I nodded, thinking back to the royal decree framed in the King’s Club’s smoking room. “The King’s Men were involved in stopping it, if I recall,” I said. “Part of their charitable work.”
Elizabeth let out a harsh burst of air. “Charitable work? I hardly think so. If anyone benefited from the epidemic, it was the King’s Men’s own bank accounts. The city invested in a new system of waterworks and sewers for the city, and their companies produced all the granite and piping for that project. And I know for a fact that one of their members was a doctor of epidemiology.”
I leaned closer. “Are you saying they started the epidemic for their own monetary gain?”
She shrugged a little stiffly. “There’s no evidence, of course, but that’s what the professor suspected.” She leaned back, picking anxiously at her fingernails. “For the last few years they’ve sent representatives around to visit the professor, trying to get him to rejoin, pestering him about our ancestors’ journals. I’m sure that’s what the professor thought Isambard Lessing was after. He must have been shocked when Lessing mentioned your name instead.”
I tilted my head, thinking of those journals stacked upstairs in the professor’s study. “What’s in those journals that they want so badly?” I asked.
Elizabeth followed my gaze. “The ones up there collecting dust are nothing but genealogical records. I have the rest of our family’s history at the manor in Scotland, well hidden.” She stood to stir the fire.
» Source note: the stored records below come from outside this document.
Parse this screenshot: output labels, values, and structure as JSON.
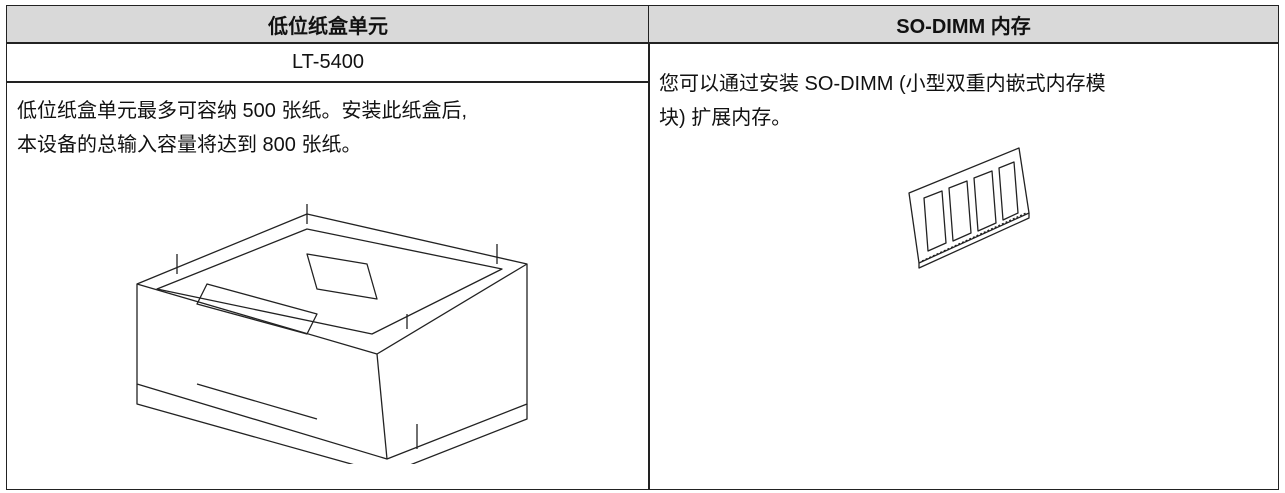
{
  "table": {
    "headers": [
      "低位纸盒单元",
      "SO-DIMM 内存"
    ],
    "left": {
      "model": "LT-5400",
      "description": [
        "低位纸盒单元最多可容纳 500 张纸。安装此纸盒后,",
        "本设备的总输入容量将达到 800 张纸。"
      ]
    },
    "right": {
      "description": [
        "您可以通过安装 SO-DIMM (小型双重内嵌式内存模",
        "块) 扩展内存。"
      ]
    }
  }
}
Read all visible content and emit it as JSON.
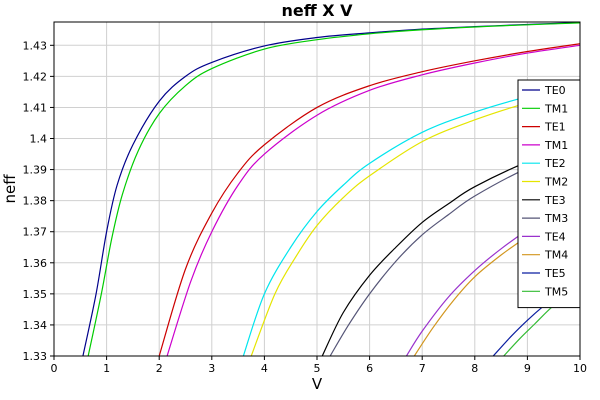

Her movements had a practiced calm to them that suggested she wasn’t a stranger to midnight surprises such as this. I wondered what exactly her life was like, in the wilds so far north. I suppose a woman living all alone had to be prepared for anything.
“We need your help,” I said. “Your silence, nothing more. As long as Edward is locked in that cellar, he can’t hurt anyone. We just have to develop a cure for his condition before the King’s Club finds him.”
“I can certainly offer you my silence,” she said slowly. “And more than that. I’ve developed treatments before. I can help you cure him.”
The look in her cold blue eyes had softened. I remembered her pressing her lips to my forehead like a mother to a child, and my heart clenched.